Keeping on top of you e-portfolio by making entries as you do them and leaving them un-shared to pad out / reflect on when you have more time. Try and keep putting entries on the e-portfolio learning log each week so that it doesn't become a daunting job near to the reviews/ARCP (learnt from bitter experience!).
To help fill out your e-portfolio if you have no time - add tutorials/lectures etc just as headings and save them, when you have time go back to them and beef them out. That way you won't have trouble thinking about what you have done. Keep your e-portfolio entries focused on ones which you will personally find useful to reflect on - it can easily waste your time if you just try to fill up your learning log simply to tick boxes and you will never look back at those entries!
Mileage Claims/ Home Visits
Be careful where you sit down in patients' houses and if you have doubts don't accept food!
Write down all the postcodes of your home visits in your diary, so you can easily calculate miles on www.streetmap.com and formulate your miles claim every few months.

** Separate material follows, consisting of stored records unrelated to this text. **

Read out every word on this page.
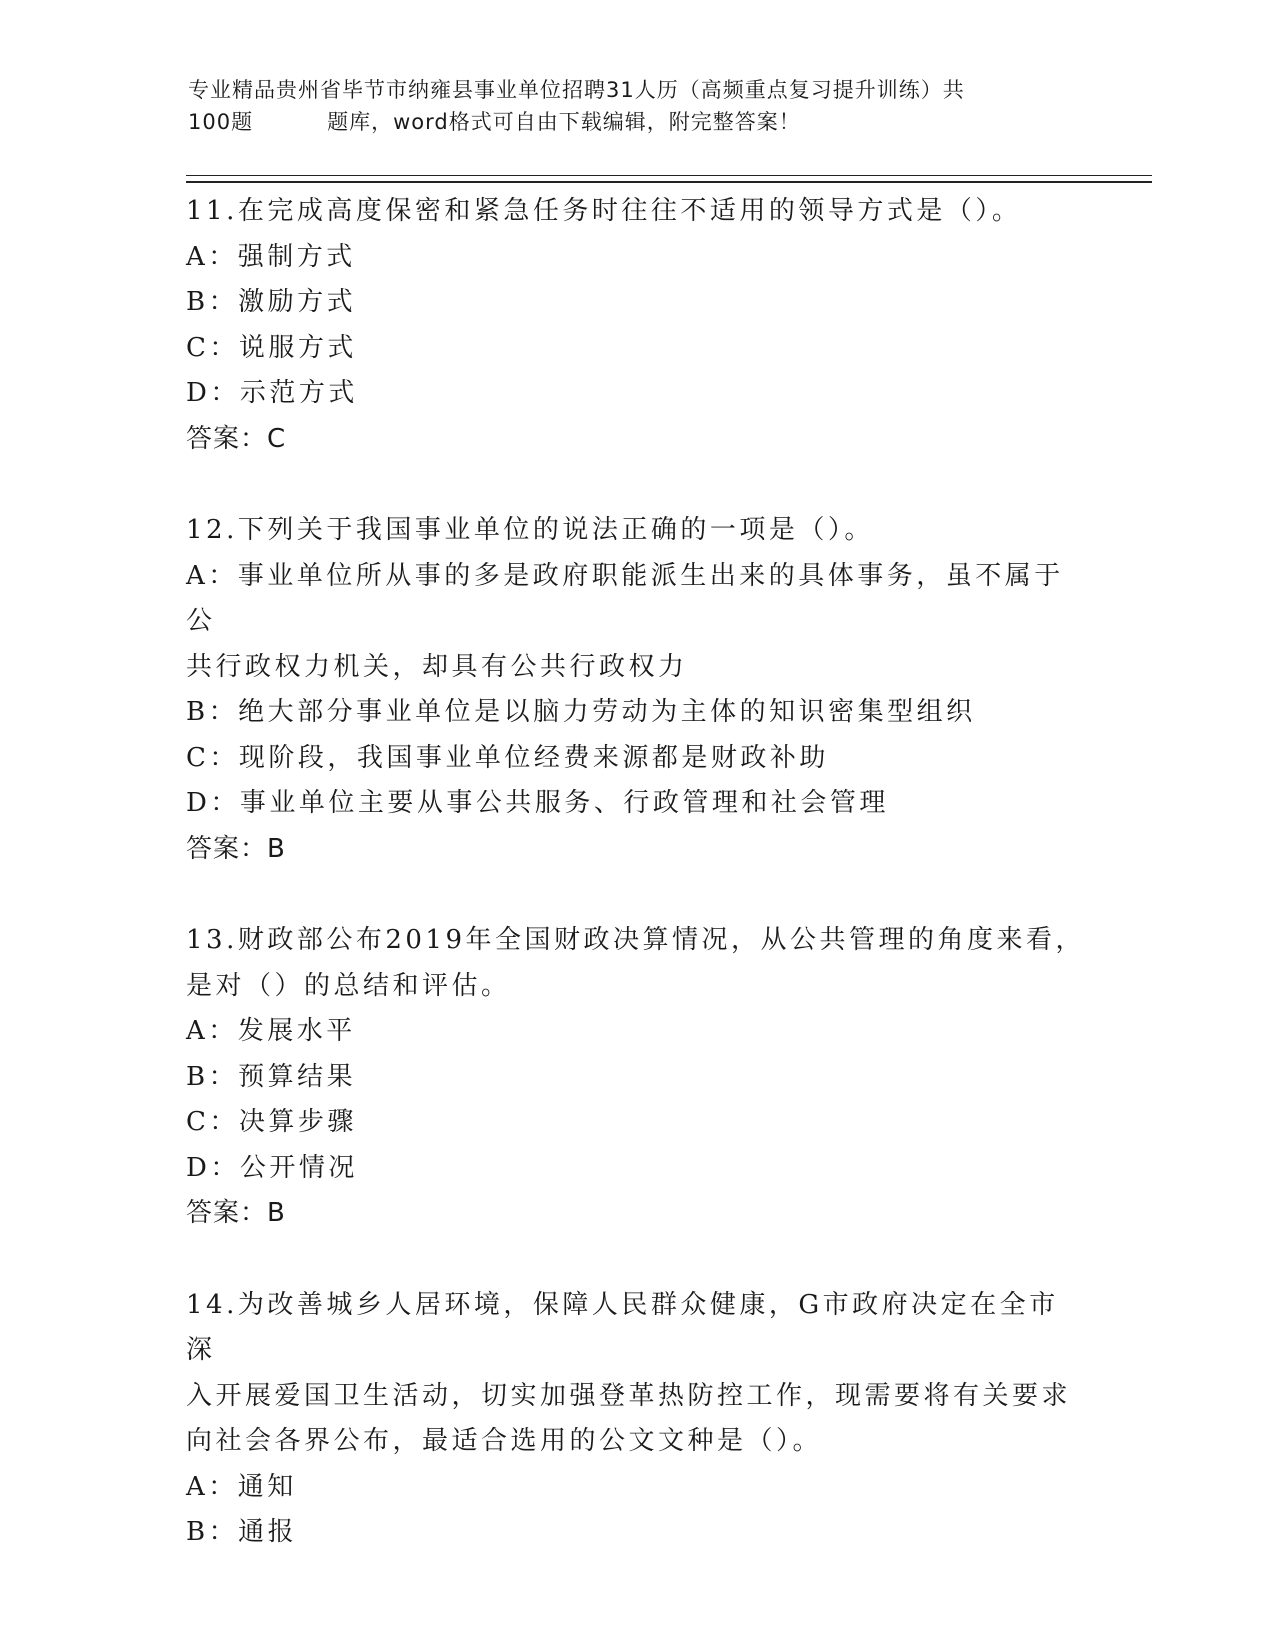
专业精品贵州省毕节市纳雍县事业单位招聘31人历（高频重点复习提升训练）共
100题	题库，word格式可自由下载编辑，附完整答案！
11.在完成高度保密和紧急任务时往往不适用的领导方式是（）。
A：强制方式
B：激励方式
C：说服方式
D：示范方式
答案：C
12.下列关于我国事业单位的说法正确的一项是（）。
A：事业单位所从事的多是政府职能派生出来的具体事务，虽不属于公
共行政权力机关，却具有公共行政权力
B：绝大部分事业单位是以脑力劳动为主体的知识密集型组织
C：现阶段，我国事业单位经费来源都是财政补助
D：事业单位主要从事公共服务、行政管理和社会管理
答案：B
13.财政部公布2019年全国财政决算情况，从公共管理的角度来看，
是对（）的总结和评估。
A：发展水平
B：预算结果
C：决算步骤
D：公开情况
答案：B
14.为改善城乡人居环境，保障人民群众健康，G市政府决定在全市深
入开展爱国卫生活动，切实加强登革热防控工作，现需要将有关要求
向社会各界公布，最适合选用的公文文种是（）。
A：通知
B：通报
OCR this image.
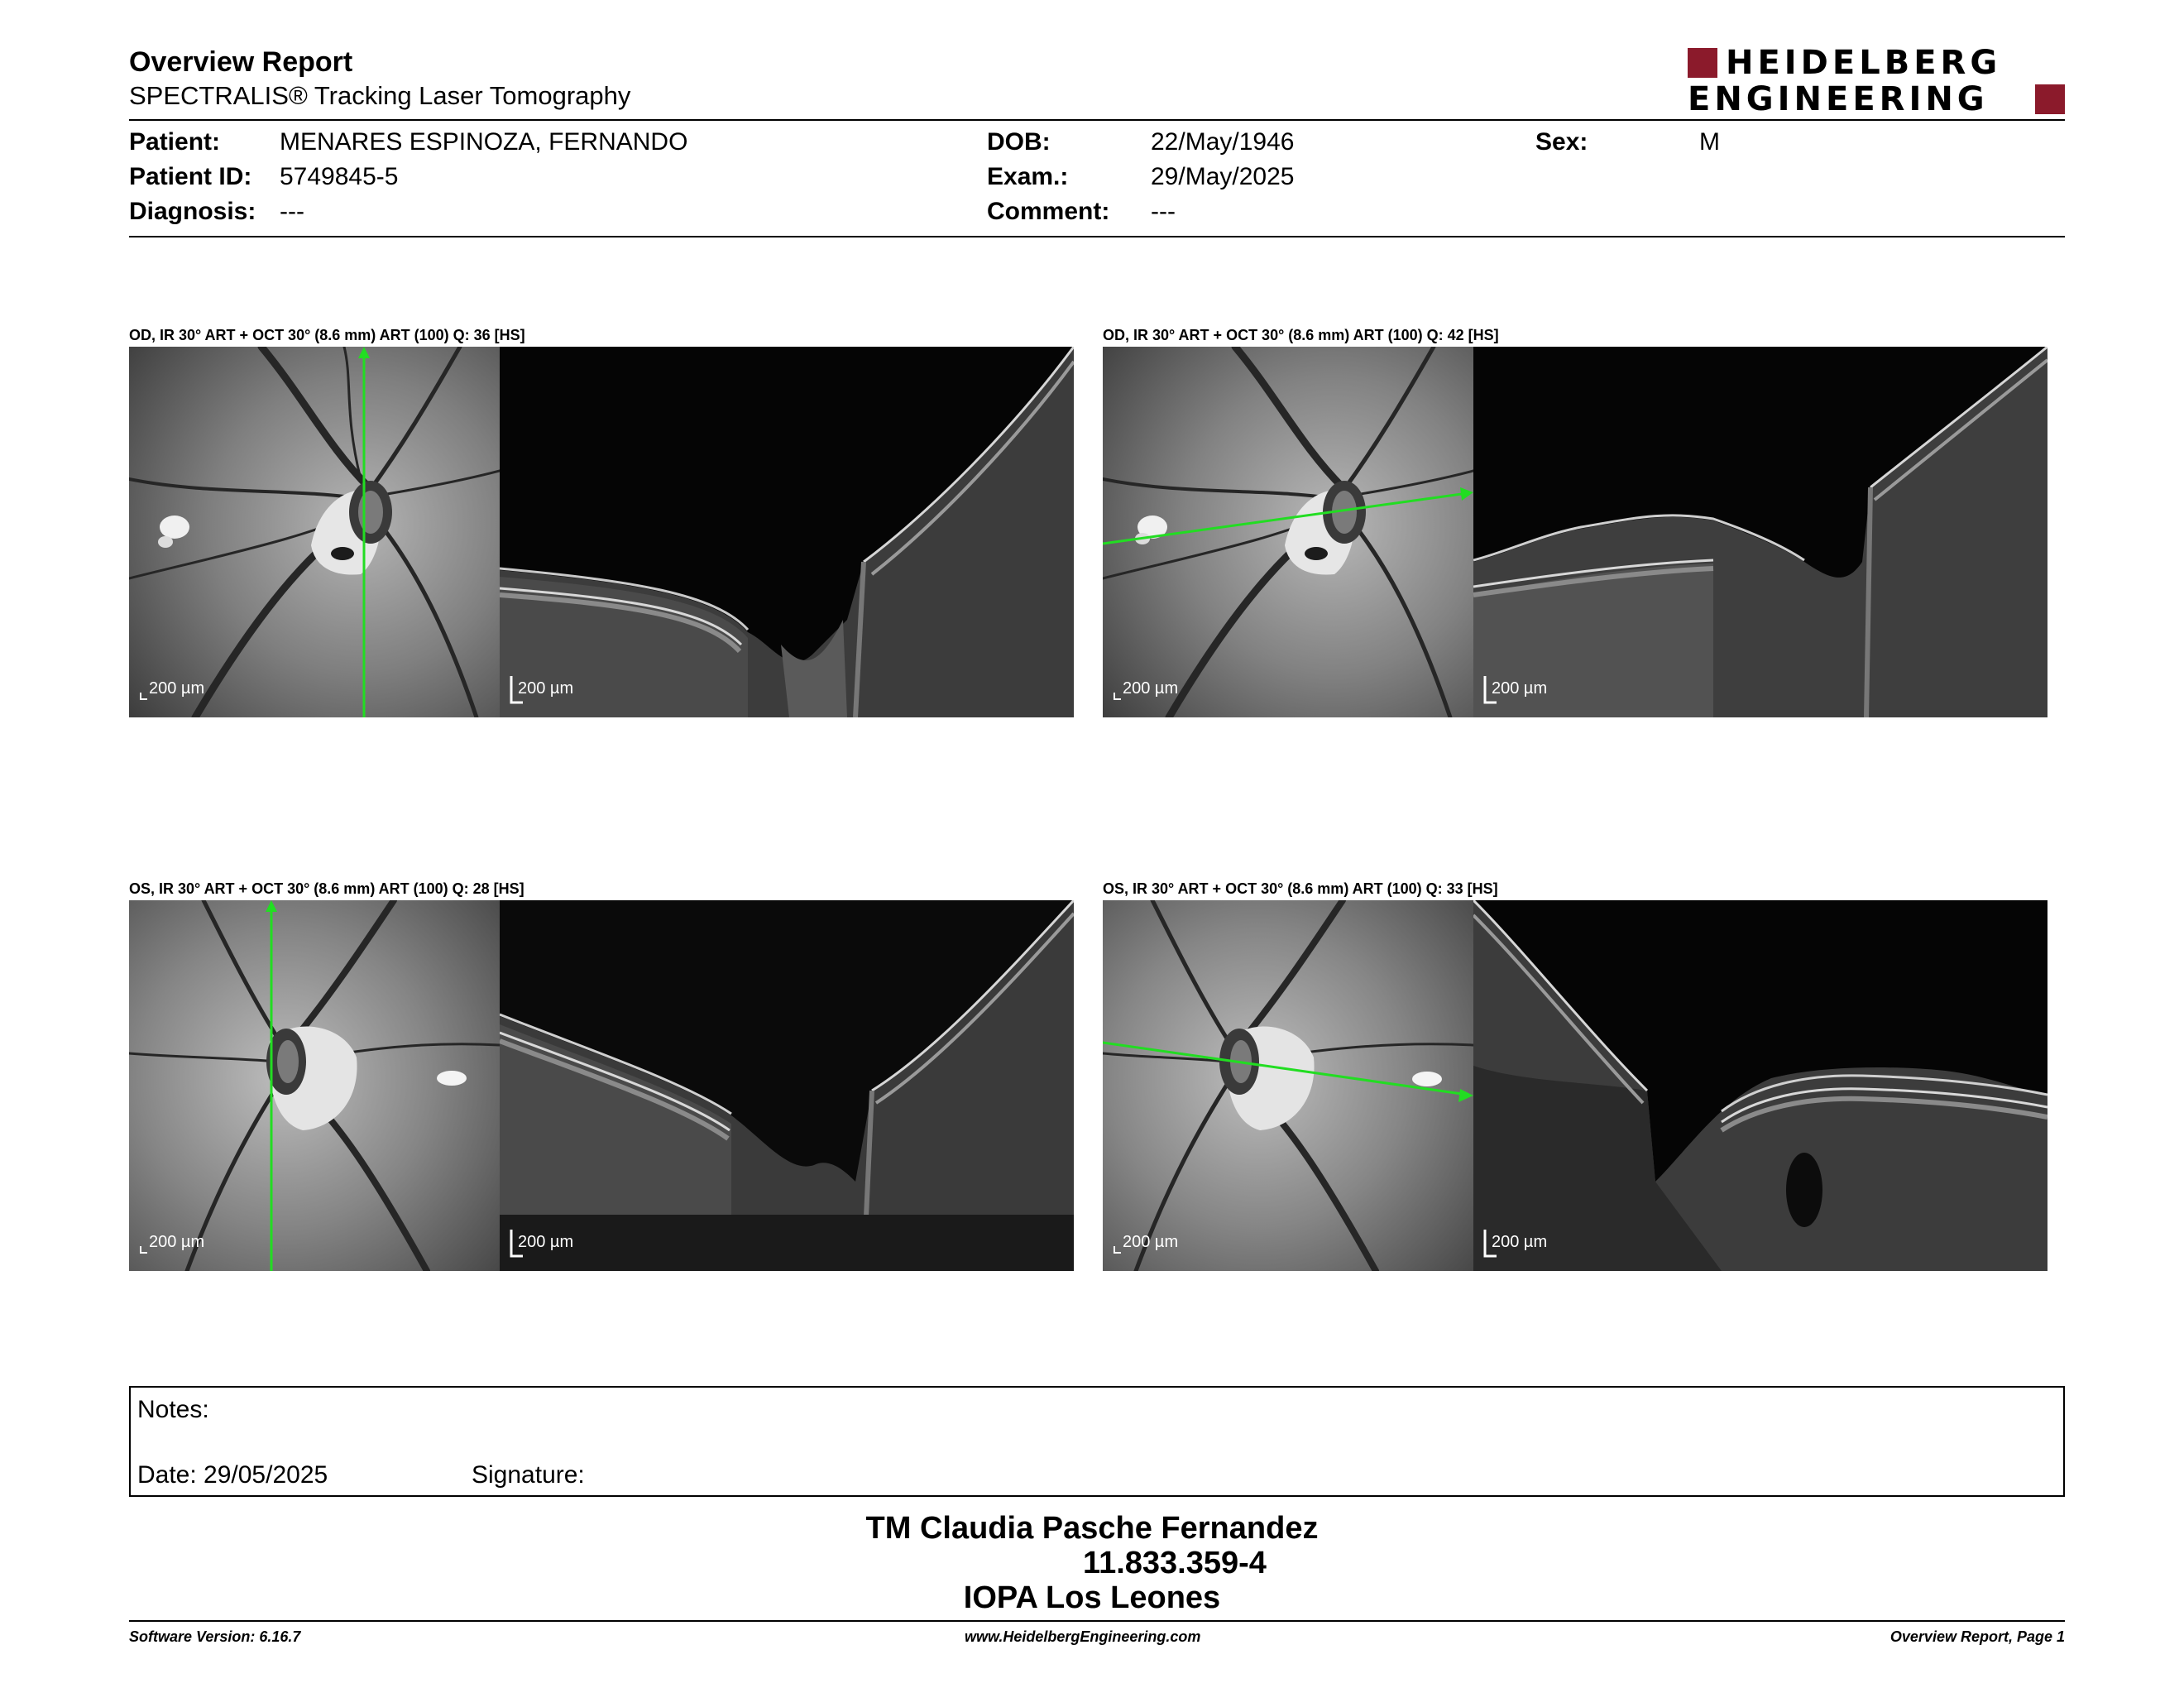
Overview Report
SPECTRALIS® Tracking Laser Tomography
HEIDELBERG
ENGINEERING
Patient: MENARES ESPINOZA, FERNANDO
Patient ID: 5749845-5
Diagnosis: ---
DOB:	22/May/1946
Exam.:	29/May/2025
Comment: ---
Sex:	M
OD, IR 30° ART + OCT 30° (8.6 mm) ART (100) Q: 36 [HS]
200 µm	200 µm
OD, IR 30° ART + OCT 30° (8.6 mm) ART (100) Q: 42 [HS]
200 µm	200 µm
OS, IR 30° ART + OCT 30° (8.6 mm) ART (100) Q: 28 [HS]
200 µm	200 µm
OS, IR 30° ART + OCT 30° (8.6 mm) ART (100) Q: 33 [HS]
200 µm	200 µm
Notes:
Date: 29/05/2025	Signature:
TM Claudia Pasche Fernandez
11.833.359-4
IOPA Los Leones
Software Version: 6.16.7	www.HeidelbergEngineering.com	Overview Report, Page 1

To reclaim mileage contact Richard Giles at Richard.firstname.lastname@example.org. You can only claim on days that you have done a house visit/driven between practices and can only claim up to 10 miles each way but if you commute a lot it helps! Try to update forms and get them in every month/two to get the most out of it!
Develop a system for keeping on top of admin, follow ups, blood test requests and referrals - I was told early on that the worst thing you can do as a Registrar is to forget to refer a patient. Try keeping a paper log for this.
Your Educational Supervisor
Organise your ES - set out a weekly tutorial timetable to incorporate all your learning needs - ensures you address them, and tutorials are constructive and don't get forgotten.
Other Team Members
Get the receptionists and secretaries on side - it makes your life much easier - they always welcome an offer of a cup of tea or coffee.
Consider updating your CV early on, so you can add to it through the year. All you will need to do is fine tune it when it is time to start applying for jobs.
Make the most of your study leave allowance. Again, be organised and book it in advance- it's worth it!
Keep a useful list of websites as favourites on your desktop (e.g.. derm.net, gp notebook, cks, dvla and flying guidance).
ST3 Practice Visits
All our ST1 and ST2 trainees are required to visit their educational supervisor in general practice for 10 sessions a year. Trainees use study leave to come out of their placement to spend sessions in their ST3 practice. Here they will do a variety of things-mostly observation but may see patients under close supervision. Trainees do not need to be on the performers list for these visits.